第9章 戻った日常
それは、足にワンフォーオールを纏わせ、軽々と空中を舞うデクくんだった。それに負けじと私も皮脂の力で勢いを付けて建物を飛びながら先へ進む。
「おおお緑谷、四楓院!?なんだその動きィ!!?ウッソだろ!!」
私とデクくんは、γ内の建物をパルクールのような動きで軽々と乗り越えていく。彼の場合、職場体験でグラントリノから色々学んだのが目に見えて分かった。その動きはどこか勝己くんにも似ている。私も負けていられない!

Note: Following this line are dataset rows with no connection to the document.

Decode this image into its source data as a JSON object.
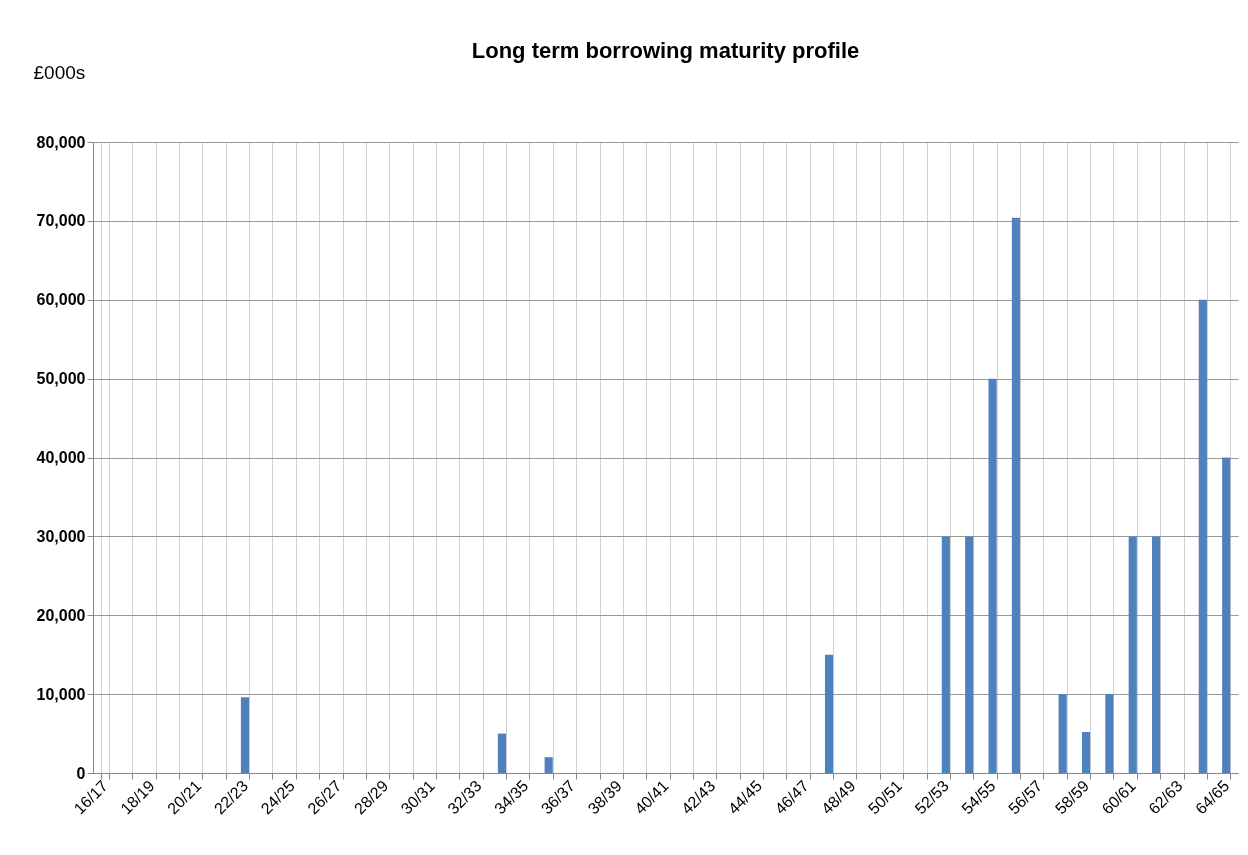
{
  "chart_data": {
    "type": "bar",
    "title": "Long term borrowing maturity profile",
    "ylabel": "£000s",
    "categories": [
      "16/17",
      null,
      "18/19",
      null,
      "20/21",
      null,
      "22/23",
      null,
      "24/25",
      null,
      "26/27",
      null,
      "28/29",
      null,
      "30/31",
      null,
      "32/33",
      null,
      "34/35",
      null,
      "36/37",
      null,
      "38/39",
      null,
      "40/41",
      null,
      "42/43",
      null,
      "44/45",
      null,
      "46/47",
      null,
      "48/49",
      null,
      "50/51",
      null,
      "52/53",
      null,
      "54/55",
      null,
      "56/57",
      null,
      "58/59",
      null,
      "60/61",
      null,
      "62/63",
      null,
      "64/65"
    ],
    "values": [
      null,
      null,
      null,
      null,
      null,
      null,
      9600,
      null,
      null,
      null,
      null,
      null,
      null,
      null,
      null,
      null,
      null,
      5000,
      null,
      2000,
      null,
      null,
      null,
      null,
      null,
      null,
      null,
      null,
      null,
      null,
      null,
      15000,
      null,
      null,
      null,
      null,
      30000,
      30000,
      50000,
      70400,
      null,
      10000,
      5200,
      10000,
      30000,
      30000,
      null,
      60000,
      40000
    ],
    "color": "#4f81bd",
    "ylim": [
      0,
      80000
    ],
    "yticks": [
      0,
      {
        "value": 10000,
        "label": "10,000"
      },
      {
        "value": 20000,
        "label": "20,000"
      },
      {
        "value": 30000,
        "label": "30,000"
      },
      {
        "value": 40000,
        "label": "40,000"
      },
      {
        "value": 50000,
        "label": "50,000"
      },
      {
        "value": 60000,
        "label": "60,000"
      },
      {
        "value": 70000,
        "label": "70,000"
      },
      {
        "value": 80000,
        "label": "80,000"
      }
    ],
    "grid": true
  }
}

私はパイプに皮脂を撒いてさらにスピードをつけようとした瞬間、足がツルッとすべり、そのまま落ちた。
「いったー…」
「四楓院さん、大丈夫?」
「うん、へーきへーき!まだまだ学ぶことは多いなあ…」
結局、このメンバーでの1番は瀬呂くんだった。
「お疲れさん少年少女!1番は瀬呂少年だったが、皆入学時より個性の使い方に幅がでてきたぞ!この調子で期末へ向け準備を始めてくれ!!」
「そっか、もうすぐ期末なんだね…」
期末か…範囲めちゃくちゃ広いんだろうなあ…分からないとこみんなには悪いけど消ちゃんに教えてもらおう。